Le public ne demandait qu’à s’embraser. Chaque action, même anodine, créait une impressionnante ferveur dans le stade de la Meinau. Mais les supporters du Racing n’ont pas pu exulter vendredi 6 octobre face à Nantes, qui s’est imposé 2 buts à 1. L’équipe strasbourgeoise a semblé impuissante, incapable de se projeter vers l’avant, de percuter, de créer des occasions de but. Une sensation déjà perçue la semaine précédente contre Lens, qui avait alors battu le Racing 1 à 0.

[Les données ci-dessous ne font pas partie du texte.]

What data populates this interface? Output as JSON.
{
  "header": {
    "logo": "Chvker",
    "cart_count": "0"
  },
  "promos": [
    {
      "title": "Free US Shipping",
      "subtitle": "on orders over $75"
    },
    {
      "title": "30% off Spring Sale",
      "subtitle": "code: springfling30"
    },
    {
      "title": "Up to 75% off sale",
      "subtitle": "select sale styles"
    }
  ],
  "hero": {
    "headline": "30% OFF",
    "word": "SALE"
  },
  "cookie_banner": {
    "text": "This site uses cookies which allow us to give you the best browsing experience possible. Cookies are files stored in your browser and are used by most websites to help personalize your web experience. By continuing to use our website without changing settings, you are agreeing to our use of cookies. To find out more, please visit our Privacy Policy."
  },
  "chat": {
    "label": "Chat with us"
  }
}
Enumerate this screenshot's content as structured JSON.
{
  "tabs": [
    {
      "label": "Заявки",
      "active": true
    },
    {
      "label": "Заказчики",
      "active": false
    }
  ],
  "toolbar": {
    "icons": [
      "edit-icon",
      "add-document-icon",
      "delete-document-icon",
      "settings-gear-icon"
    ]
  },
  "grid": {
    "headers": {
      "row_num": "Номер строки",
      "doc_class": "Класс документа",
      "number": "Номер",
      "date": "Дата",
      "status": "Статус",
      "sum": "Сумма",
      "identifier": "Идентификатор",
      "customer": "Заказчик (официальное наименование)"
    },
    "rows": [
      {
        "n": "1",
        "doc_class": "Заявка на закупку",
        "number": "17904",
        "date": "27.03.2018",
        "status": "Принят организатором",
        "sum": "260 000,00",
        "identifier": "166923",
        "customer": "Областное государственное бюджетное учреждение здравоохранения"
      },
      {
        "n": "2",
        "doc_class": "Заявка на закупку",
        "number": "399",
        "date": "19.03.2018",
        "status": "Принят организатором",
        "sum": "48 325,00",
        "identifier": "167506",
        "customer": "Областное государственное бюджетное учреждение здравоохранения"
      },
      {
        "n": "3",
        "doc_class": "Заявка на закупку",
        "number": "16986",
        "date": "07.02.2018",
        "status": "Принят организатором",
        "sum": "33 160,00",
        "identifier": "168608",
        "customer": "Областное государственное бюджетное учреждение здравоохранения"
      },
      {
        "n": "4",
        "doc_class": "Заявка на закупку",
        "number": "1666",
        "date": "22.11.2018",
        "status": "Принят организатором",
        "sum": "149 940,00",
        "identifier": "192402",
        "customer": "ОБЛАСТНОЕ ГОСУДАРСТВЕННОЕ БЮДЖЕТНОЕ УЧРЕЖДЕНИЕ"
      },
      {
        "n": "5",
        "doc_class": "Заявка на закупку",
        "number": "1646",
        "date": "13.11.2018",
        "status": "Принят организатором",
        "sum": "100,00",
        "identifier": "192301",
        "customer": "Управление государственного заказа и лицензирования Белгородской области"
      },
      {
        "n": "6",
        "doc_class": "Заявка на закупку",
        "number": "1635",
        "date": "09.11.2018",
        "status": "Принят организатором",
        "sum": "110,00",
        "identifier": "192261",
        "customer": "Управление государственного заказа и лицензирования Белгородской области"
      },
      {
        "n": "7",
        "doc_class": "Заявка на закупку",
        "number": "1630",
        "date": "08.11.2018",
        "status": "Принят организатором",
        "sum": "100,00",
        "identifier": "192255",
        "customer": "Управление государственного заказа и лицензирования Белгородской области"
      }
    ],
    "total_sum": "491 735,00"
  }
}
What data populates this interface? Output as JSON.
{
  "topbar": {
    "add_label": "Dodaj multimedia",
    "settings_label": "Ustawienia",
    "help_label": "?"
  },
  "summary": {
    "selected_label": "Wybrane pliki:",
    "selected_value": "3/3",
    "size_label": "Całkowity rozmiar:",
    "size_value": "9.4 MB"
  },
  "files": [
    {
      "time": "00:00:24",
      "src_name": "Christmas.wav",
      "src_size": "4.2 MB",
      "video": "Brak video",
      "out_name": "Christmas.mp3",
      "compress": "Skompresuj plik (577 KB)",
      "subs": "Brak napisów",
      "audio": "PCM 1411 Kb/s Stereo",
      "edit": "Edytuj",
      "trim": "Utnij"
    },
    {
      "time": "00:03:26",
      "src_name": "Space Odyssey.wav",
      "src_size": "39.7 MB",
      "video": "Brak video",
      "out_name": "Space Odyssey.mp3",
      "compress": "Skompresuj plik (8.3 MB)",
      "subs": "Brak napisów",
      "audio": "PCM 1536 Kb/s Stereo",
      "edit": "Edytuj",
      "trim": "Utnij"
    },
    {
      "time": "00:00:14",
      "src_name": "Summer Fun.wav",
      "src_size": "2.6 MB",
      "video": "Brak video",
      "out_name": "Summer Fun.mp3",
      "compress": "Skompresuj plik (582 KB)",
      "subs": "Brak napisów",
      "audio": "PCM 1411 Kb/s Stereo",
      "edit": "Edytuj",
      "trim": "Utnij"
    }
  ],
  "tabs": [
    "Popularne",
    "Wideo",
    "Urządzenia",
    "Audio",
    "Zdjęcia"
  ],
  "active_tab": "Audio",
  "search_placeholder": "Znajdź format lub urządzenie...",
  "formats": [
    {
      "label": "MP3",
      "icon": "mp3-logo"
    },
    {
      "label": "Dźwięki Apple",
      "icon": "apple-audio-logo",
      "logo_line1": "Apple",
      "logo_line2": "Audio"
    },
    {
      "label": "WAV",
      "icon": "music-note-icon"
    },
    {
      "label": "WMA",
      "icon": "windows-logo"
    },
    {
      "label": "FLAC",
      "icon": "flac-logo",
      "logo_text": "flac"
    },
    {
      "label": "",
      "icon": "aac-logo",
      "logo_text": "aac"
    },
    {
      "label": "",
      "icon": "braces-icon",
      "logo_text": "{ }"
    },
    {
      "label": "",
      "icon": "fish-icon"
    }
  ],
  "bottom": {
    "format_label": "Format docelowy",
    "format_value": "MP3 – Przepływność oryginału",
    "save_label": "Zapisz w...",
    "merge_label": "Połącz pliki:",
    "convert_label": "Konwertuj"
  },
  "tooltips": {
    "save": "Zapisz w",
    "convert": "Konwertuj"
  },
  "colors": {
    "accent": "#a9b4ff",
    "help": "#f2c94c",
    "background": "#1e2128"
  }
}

Début septembre, à la toute fin du mercato estival (période où les clubs de football peuvent acheter et vendre des joueurs), le Racing a vendu son meilleur joueur, le milieu de terrain Jeanricner Bellegarde, au club de Wolverhampton. Morgan Sanson, prêté par Aston Villa, également très percutant au milieu, était parti quelques semaines plus tôt vers l’OGC Nice. En janvier 2023, le milieu offensif Adrien Thomasson s’était engagé au Racing club de Lens.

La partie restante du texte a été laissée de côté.